Personal Health Information Privacy And Security

The American Recovery and Reinvestment Act of which became law in 2009, includes changes for the Health Insurance Portability and Accountability Act (HIPAA) related entities including business associates who perform service on behalf of those entities.

This resulted from the fact that the part of the Recovery Act calls for computerized health records by the year 2014. Advocates have lobbied for tighter privacy and security measures to protect this information.

This will impact third party providers classified as business associates, and how they interact with the personal health information they have access to. This stems from the growing movement toward electronic health records which many business associates are getting involved in.

The Act wants the public to know that their information will be protected by all parties that have access to it be it primary care physicians or third party medical billing operations.

Some of these changes include:

- Many provisions of the HIPAA Security Rule now apply to business associates. These associates include compliance auditors, accounting services and third party billing services. They now have a HIPAA duty to protect the confidentiality of all electronic protected health information.

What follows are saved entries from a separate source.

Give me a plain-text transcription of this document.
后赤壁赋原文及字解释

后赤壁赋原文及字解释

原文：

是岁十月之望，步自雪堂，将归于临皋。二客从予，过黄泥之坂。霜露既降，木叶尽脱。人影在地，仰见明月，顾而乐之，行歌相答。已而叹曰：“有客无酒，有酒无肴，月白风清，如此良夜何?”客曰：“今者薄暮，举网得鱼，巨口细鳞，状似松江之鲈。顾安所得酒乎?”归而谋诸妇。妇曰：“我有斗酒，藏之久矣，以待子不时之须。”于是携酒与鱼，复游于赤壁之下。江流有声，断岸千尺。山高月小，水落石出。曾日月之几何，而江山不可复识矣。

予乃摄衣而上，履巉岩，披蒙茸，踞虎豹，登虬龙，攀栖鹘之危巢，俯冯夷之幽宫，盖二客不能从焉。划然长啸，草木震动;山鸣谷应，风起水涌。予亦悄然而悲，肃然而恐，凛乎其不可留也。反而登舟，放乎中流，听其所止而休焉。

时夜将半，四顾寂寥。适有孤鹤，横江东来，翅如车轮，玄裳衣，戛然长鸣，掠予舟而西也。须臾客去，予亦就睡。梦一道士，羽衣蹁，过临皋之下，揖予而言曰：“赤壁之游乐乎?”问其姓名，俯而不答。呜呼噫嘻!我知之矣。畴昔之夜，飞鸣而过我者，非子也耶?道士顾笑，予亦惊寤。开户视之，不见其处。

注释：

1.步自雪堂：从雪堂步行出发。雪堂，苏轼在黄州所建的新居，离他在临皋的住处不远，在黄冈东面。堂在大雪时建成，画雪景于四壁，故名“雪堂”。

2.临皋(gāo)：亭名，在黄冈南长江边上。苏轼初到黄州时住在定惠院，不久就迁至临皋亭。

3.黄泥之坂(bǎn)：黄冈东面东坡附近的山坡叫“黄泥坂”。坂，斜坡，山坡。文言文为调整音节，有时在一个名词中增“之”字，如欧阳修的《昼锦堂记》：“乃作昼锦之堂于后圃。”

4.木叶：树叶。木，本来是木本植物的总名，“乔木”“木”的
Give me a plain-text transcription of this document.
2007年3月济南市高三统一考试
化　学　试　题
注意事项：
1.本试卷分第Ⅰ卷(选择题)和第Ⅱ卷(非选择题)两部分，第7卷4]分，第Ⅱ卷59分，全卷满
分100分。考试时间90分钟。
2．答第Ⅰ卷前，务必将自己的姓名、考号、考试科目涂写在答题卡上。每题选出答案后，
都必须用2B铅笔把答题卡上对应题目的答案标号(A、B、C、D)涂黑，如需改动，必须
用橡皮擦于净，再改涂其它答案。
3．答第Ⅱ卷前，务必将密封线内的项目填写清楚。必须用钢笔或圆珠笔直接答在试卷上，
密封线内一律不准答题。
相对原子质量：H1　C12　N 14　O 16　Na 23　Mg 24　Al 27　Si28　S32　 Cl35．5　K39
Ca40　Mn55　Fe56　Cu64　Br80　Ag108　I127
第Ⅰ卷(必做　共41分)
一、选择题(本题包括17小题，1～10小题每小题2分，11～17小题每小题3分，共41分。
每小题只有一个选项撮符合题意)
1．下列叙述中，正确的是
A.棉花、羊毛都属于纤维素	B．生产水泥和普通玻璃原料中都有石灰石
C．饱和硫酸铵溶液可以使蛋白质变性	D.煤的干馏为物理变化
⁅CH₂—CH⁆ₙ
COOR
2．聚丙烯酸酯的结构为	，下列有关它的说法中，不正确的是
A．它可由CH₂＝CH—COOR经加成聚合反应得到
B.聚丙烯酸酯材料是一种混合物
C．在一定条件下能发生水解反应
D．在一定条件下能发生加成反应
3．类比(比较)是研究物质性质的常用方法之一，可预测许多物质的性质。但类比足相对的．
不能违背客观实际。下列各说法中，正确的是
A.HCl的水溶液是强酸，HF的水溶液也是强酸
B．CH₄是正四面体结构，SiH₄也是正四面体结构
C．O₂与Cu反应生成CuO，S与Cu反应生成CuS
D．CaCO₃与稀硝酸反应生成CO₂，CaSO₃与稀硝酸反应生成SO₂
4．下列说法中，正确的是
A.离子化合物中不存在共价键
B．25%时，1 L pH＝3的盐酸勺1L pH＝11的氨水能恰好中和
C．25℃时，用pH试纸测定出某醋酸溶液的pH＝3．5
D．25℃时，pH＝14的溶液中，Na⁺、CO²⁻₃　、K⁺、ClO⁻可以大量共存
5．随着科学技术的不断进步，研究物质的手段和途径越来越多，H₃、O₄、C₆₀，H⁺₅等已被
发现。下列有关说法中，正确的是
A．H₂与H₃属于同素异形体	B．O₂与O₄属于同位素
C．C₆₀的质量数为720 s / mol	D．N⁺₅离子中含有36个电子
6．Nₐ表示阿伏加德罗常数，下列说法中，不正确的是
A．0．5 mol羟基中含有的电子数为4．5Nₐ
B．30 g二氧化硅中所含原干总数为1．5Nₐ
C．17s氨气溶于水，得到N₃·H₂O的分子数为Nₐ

- Business associates cannot use or disclose Personal Health Information (PHI) in any manner other than what's permitted or required by the contract or required by law.

- If there's a PHI breach, the business associates must immediately notify the entity of the breach including each individual impacted by the breach. If the breach is greater than 500 people The Department of Health and Human Services (HHS) must be notified.

- HHS must issue guidance annually on the best technical safeguards to carry out the security standards of the HIPAA Security Rule.

- Business associates can be subject to criminal and civil penalties related to HIPAA if security or privacy provisions are violated.

- HHS has to formally investigate any complaints and impose civil penalties where appropriate.

- There will be new accounting requirements for electronic heath records (EHR).

- Business agreements will be required for all entities that provide transmission of PHI.

- There are new accounting standards for PHI disclosures from an EHR. This includes that an individual will have the right to receive an accounting for any PHI disclosures related to the EHR during the three years prior to the request.

- Business associates must comply with a patient's request not to disclose PHI under certain circumstances.

- HHS must provide for periodic audits to make business associates comply with these requirements.